The automaker will base Avinya vehicles on the Freelander platform, born from a joint venture between Chery and Jaguar Land Rover in China. That switch replaces an earlier idea to use JLR’s electrified modular architecture, which is no longer going forward for India. The change is pragmatic: it buys time and avoids the heavy cost and delay of building a totally new electric architecture from scratch.
Production will take place at Tata’s new facility in Tamil Nadu, with the first Avinya model targeted for 2027. Initially that car will arrive in kit form for local assembly while Tata ramps up sourcing of homegrown components. This staged approach is meant to jump-start market presence without waiting for a fully localized supply chain to mature.
A follow-up model is pencilled in for 2029, and Tata is weighing the addition of two more variants after that. Staggering launches like this helps spread capital outlays and test customer response before committing to broader rollouts. It also gives Tata flexibility to tweak features or positioning if rivals make unexpected moves.
The strategic move is driven by pressure. Tata’s electric vehicles currently make up about 14% of total sales, short of the company’s 30% EV target for 2030. Market share has slipped from roughly 60% to about 38.4% in a year, signaling that competition is heating up and early advantages are evaporating fast.
Competitors have not been idle. Mahindra & Mahindra and JSW MG are among the firms encroaching on Tata’s turf, and JSW MG already leverages a platform licensing deal with Chery. Those kinds of arrangements let rivals roll out products quickly and keep price and range options aggressive, pushing Tata to accelerate its own timeline.
India’s regulatory picture complicates matters. Since 2020, the government has limited direct investment from neighboring countries, tightening participation rules for Chinese firms in certain sectors. Despite those curbs, Chinese manufacturers have expanded globally through licensing, joint ventures, and co-production, sidestepping direct-investment barriers while still exporting technology.

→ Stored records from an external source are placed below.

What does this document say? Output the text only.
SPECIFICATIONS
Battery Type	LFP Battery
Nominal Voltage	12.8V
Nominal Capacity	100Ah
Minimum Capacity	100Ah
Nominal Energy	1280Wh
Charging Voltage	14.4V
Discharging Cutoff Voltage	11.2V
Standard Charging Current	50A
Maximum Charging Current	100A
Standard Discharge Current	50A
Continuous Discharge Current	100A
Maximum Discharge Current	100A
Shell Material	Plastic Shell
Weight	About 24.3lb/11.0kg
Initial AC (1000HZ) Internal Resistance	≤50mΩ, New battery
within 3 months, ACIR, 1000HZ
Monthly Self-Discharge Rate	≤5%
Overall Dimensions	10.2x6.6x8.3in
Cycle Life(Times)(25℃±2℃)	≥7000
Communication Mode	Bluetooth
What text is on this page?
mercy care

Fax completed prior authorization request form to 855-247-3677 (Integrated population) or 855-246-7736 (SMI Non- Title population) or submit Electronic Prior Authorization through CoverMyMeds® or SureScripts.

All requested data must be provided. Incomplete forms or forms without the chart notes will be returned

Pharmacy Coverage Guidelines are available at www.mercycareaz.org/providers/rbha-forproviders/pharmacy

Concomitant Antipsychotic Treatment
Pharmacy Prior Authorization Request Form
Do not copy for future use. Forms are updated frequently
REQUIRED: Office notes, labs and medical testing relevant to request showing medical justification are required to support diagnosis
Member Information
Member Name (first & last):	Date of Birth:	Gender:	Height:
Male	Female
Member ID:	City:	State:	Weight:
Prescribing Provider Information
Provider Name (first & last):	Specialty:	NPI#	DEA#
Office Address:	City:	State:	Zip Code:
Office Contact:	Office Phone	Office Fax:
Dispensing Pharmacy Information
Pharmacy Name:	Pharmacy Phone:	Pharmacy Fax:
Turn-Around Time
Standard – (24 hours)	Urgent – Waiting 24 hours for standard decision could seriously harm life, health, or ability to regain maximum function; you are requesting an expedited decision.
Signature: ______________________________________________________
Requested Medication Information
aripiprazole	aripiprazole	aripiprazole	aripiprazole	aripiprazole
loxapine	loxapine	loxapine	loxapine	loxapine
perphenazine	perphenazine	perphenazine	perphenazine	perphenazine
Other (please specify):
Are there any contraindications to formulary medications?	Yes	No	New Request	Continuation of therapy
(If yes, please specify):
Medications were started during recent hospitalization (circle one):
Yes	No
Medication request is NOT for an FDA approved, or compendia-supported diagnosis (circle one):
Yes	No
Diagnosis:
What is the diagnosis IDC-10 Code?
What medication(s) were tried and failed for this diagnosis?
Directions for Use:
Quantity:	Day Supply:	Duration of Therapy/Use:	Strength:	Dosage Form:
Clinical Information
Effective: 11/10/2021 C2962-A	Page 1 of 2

Chery stands out as a prolific partner in this model, offering platforms and engineering packages that speed up vehicle launches across Europe, Southeast Asia, and Latin America. For an automaker like Tata, accessing a ready-made platform can mean faster time to market and lower upfront engineering cost, but it also brings dependence on external technology and potential political scrutiny.
Using the Chery-derived Freelander platform is a pragmatic solution that balances speed, cost, and capability. It gives Tata a path to rebuild momentum in a domestic EV market that has shifted quickly, while allowing the company to focus investment on assembly, localization, and customer-facing features rather than base architecture. That trade-off will shape how Avinya is received and how Tata competes over the next several years.
The move raises clear questions for policymakers and industry watchers about supply chain resilience and strategic technology sourcing. As Tata rolls out Avinya cars from Tamil Nadu, the company will need to juggle pricing, component localization, and regulatory comfort to turn this platform-level decision into sustained market strength.